(July 29, 2016)
The Pallister government’s announcement it would review Manitoba’s cosmetic-pesticide ban sent a groan through the local environmental community.
All the hours spent on a monumentally slow process that began in 2009 led to a report from the Manitoba Roundtable for Sustainable Development in 2011, to the “Tomorrow Now” Green Plan of 2012, to an announcement of a four-point strategy in 2013 and to royal assent to the legislation June 12, 2014 — leading finally to the ban coming into force Jan. 1, 2015 — appears to have been wasted.
Even though the legislation was anemic in comparison to that in other provinces (such as Ontario and Quebec, which had done this years earlier), it was a victory of sorts — not for the eco-lobby, as some would complain, but for good science, common sense and the public interest.

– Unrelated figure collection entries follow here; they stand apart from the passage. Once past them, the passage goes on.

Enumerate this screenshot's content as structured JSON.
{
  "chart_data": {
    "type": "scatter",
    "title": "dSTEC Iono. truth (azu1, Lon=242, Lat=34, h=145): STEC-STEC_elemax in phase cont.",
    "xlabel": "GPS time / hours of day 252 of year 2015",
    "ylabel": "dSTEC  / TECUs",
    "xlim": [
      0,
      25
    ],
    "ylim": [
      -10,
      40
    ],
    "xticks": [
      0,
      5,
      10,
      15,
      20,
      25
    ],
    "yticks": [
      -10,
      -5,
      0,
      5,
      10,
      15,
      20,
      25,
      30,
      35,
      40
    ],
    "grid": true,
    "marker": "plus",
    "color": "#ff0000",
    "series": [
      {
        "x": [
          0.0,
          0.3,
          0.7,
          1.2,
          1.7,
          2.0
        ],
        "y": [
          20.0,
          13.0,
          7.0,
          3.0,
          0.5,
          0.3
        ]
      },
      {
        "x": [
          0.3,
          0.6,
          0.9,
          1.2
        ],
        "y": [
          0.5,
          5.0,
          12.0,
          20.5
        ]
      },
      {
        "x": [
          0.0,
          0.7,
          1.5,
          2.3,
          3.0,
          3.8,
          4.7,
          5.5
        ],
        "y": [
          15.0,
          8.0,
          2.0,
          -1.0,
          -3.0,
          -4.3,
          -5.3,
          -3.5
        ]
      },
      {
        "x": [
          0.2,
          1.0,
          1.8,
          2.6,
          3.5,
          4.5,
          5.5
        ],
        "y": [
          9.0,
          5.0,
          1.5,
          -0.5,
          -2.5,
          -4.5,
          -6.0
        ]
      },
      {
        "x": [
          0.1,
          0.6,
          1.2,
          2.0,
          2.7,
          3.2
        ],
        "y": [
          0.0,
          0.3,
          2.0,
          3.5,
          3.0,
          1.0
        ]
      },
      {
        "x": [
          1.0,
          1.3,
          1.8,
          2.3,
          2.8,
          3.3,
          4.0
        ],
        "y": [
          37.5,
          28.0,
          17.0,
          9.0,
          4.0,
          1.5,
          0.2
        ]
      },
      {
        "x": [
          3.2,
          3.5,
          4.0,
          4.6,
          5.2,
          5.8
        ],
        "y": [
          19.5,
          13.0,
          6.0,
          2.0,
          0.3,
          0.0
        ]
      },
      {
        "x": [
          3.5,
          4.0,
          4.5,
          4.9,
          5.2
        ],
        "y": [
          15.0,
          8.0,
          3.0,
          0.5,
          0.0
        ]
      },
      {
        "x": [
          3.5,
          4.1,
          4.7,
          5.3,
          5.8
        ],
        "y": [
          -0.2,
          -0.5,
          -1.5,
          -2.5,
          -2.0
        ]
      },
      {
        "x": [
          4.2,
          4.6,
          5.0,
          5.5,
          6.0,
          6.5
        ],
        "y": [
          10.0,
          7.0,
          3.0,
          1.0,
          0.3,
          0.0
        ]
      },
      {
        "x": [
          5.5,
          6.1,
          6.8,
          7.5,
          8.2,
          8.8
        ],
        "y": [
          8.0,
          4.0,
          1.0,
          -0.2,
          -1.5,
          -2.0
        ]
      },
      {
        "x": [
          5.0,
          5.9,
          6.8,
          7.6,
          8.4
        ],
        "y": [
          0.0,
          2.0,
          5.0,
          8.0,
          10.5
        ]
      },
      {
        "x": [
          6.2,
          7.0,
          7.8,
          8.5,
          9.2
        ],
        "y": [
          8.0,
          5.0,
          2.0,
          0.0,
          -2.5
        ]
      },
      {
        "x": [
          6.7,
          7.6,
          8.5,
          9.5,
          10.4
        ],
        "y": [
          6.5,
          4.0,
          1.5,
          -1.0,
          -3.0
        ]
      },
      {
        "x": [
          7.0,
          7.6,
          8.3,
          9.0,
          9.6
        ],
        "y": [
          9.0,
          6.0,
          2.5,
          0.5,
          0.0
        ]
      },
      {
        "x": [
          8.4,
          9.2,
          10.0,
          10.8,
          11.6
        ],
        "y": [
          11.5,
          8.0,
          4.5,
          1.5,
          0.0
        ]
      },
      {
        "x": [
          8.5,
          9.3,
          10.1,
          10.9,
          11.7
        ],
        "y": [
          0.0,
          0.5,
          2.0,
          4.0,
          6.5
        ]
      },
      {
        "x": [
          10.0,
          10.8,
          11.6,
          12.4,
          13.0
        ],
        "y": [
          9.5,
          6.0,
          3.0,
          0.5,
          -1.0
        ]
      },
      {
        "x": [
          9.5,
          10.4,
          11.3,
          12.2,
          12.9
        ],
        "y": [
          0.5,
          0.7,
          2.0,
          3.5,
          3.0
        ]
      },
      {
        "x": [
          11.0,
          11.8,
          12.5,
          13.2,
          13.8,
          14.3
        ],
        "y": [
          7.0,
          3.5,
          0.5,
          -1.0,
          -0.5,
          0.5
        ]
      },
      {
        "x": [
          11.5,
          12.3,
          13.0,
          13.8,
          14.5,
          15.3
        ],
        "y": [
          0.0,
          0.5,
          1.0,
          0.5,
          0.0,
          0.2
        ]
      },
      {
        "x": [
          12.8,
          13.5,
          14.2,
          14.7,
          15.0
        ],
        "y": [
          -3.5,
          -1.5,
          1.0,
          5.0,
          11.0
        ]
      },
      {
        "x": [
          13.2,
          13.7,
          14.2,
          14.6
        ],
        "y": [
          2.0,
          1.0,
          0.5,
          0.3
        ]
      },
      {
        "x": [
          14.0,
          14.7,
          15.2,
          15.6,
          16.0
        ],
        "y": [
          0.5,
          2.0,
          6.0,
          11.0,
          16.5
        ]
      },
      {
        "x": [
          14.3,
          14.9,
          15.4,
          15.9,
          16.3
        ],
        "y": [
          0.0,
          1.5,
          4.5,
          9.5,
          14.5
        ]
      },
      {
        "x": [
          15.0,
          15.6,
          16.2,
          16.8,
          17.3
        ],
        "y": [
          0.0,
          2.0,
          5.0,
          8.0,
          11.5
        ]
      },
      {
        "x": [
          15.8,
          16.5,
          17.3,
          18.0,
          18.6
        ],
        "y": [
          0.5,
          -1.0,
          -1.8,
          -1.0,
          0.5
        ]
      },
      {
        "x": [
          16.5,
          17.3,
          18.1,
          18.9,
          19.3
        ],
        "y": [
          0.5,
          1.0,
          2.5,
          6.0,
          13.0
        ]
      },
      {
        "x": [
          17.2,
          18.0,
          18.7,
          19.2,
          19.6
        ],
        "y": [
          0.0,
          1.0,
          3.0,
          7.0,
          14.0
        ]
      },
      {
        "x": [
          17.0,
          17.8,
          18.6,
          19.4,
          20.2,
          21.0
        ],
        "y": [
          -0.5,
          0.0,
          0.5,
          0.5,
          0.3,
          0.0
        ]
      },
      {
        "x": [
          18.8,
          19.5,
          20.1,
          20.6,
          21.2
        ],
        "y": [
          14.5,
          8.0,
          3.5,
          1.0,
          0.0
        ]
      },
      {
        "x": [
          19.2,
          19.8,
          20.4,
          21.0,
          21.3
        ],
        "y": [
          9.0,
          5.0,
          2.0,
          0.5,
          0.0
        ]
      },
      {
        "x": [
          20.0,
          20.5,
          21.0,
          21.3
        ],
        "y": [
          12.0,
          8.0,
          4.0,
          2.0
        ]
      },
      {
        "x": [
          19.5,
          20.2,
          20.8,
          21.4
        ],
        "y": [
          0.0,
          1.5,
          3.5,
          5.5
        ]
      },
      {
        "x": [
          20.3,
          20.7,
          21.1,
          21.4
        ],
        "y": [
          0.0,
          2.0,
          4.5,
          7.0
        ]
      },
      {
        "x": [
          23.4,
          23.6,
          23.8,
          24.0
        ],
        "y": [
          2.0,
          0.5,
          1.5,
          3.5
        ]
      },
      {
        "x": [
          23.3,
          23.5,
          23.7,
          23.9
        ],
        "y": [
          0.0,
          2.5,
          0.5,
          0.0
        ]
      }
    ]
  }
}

It took five years to implement a ban that looks as if it will be turfed within two years, thanks to a change in our provincial government.
It is hard to believe it really was “change for the better” in the face of announcements such as this one.
The Pallister government will not be the first to be accused of political patronage and cronyism, of taking care of its friends before taking care of the public interest — and in opposition, the Progressive Conservative party certainly levelled enough accusations of its own on that score.
It could, however, be the first to make decisions that were pragmatic rather than partisan, based on scientific evidence and common sense and not on ideological voices in their heads.